When this emerged, our peer researcher team had to adapt quickly. We developed more robust vetting procedures and implemented an internal review process, checking participant details and cross-referencing information to identify inconsistencies. From that experience, I created a toolkit called Safeguarding Research Integrity, which my fellow researchers and I used throughout the project. The toolkit provides guidance, checklists, and templates to help researchers verify participants, spot potential inconsistencies, and protect the genuine voices that studies like this depend on. 

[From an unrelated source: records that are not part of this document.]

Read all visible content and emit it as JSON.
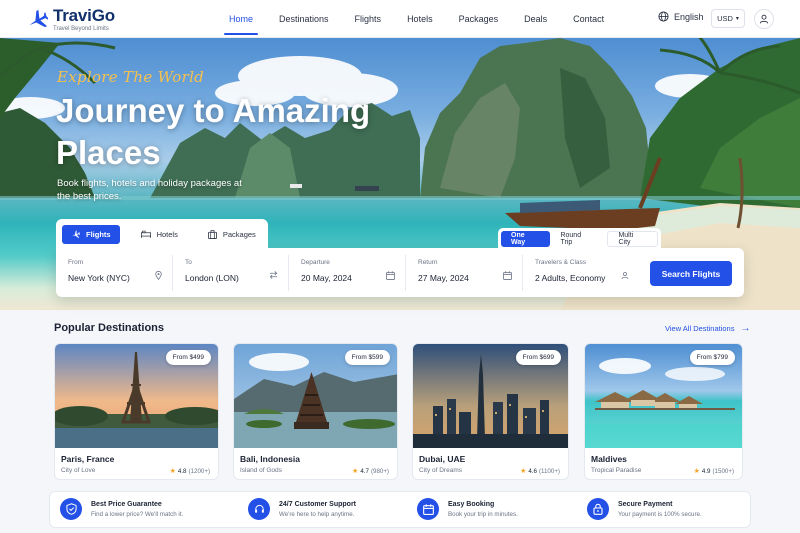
{
  "brand": {
    "name": "TraviGo",
    "tagline": "Travel Beyond Limits"
  },
  "nav": {
    "items": [
      {
        "label": "Home",
        "active": true
      },
      {
        "label": "Destinations"
      },
      {
        "label": "Flights"
      },
      {
        "label": "Hotels"
      },
      {
        "label": "Packages"
      },
      {
        "label": "Deals"
      },
      {
        "label": "Contact"
      }
    ],
    "language": "English",
    "currency": "USD"
  },
  "hero": {
    "script_title": "Explore The World",
    "title": "Journey to Amazing Places",
    "subtitle": "Book flights, hotels and holiday packages at the best prices."
  },
  "booking": {
    "tabs": [
      "Flights",
      "Hotels",
      "Packages"
    ],
    "active_tab": "Flights",
    "trip_types": [
      "One Way",
      "Round Trip",
      "Multi City"
    ],
    "active_trip": "One Way",
    "fields": {
      "from": {
        "label": "From",
        "value": "New York (NYC)"
      },
      "to": {
        "label": "To",
        "value": "London (LON)"
      },
      "departure": {
        "label": "Departure",
        "value": "20 May, 2024"
      },
      "return": {
        "label": "Return",
        "value": "27 May, 2024"
      },
      "travelers": {
        "label": "Travelers & Class",
        "value": "2 Adults, Economy"
      }
    },
    "search_label": "Search Flights"
  },
  "destinations": {
    "heading": "Popular Destinations",
    "view_all": "View All Destinations",
    "cards": [
      {
        "name": "Paris, France",
        "tagline": "City of Love",
        "price": "From $499",
        "rating": "4.8",
        "reviews": "(1200+)"
      },
      {
        "name": "Bali, Indonesia",
        "tagline": "Island of Gods",
        "price": "From $599",
        "rating": "4.7",
        "reviews": "(980+)"
      },
      {
        "name": "Dubai, UAE",
        "tagline": "City of Dreams",
        "price": "From $699",
        "rating": "4.6",
        "reviews": "(1100+)"
      },
      {
        "name": "Maldives",
        "tagline": "Tropical Paradise",
        "price": "From $799",
        "rating": "4.9",
        "reviews": "(1500+)"
      }
    ]
  },
  "features": [
    {
      "title": "Best Price Guarantee",
      "desc": "Find a lower price? We'll match it.",
      "icon": "shield-check-icon"
    },
    {
      "title": "24/7 Customer Support",
      "desc": "We're here to help anytime.",
      "icon": "headset-icon"
    },
    {
      "title": "Easy Booking",
      "desc": "Book your trip in minutes.",
      "icon": "calendar-icon"
    },
    {
      "title": "Secure Payment",
      "desc": "Your payment is 100% secure.",
      "icon": "lock-icon"
    }
  ],
  "colors": {
    "primary": "#2350e6",
    "brand_dark": "#12306b",
    "accent_gold": "#f7c14b",
    "star": "#f2a52b"
  }
}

The families who shared sensitive, personal information with us had trusted us with something precious. It felt like our duty to honour that and do everything to ensure that genuine voices were heard.

Why all of this matters

The UK Rare Disease Framework sets out a vision for improving the lives of people affected by rare conditions. Whether that vision is being realised in practice is exactly what we worked on understanding.

From where I stood, doing the interviews, analysing what we heard, and sitting with the weight of those testimonies, the gap between aspiration and reality is still significant. People are still fighting systems that were not designed with them in mind. Carers are still being stretched to breaking point. Diagnoses are still taking far too long.

But the way we approached this research gives me reason to be optimistic. When patients and carers are treated as experts rather than subjects, when PPIE is built into the foundation of a project rather than bolted on at the end, the quality of what you produce is fundamentally different. More accurate. More relevant. More humane.

That is not a soft benefit. That is the point.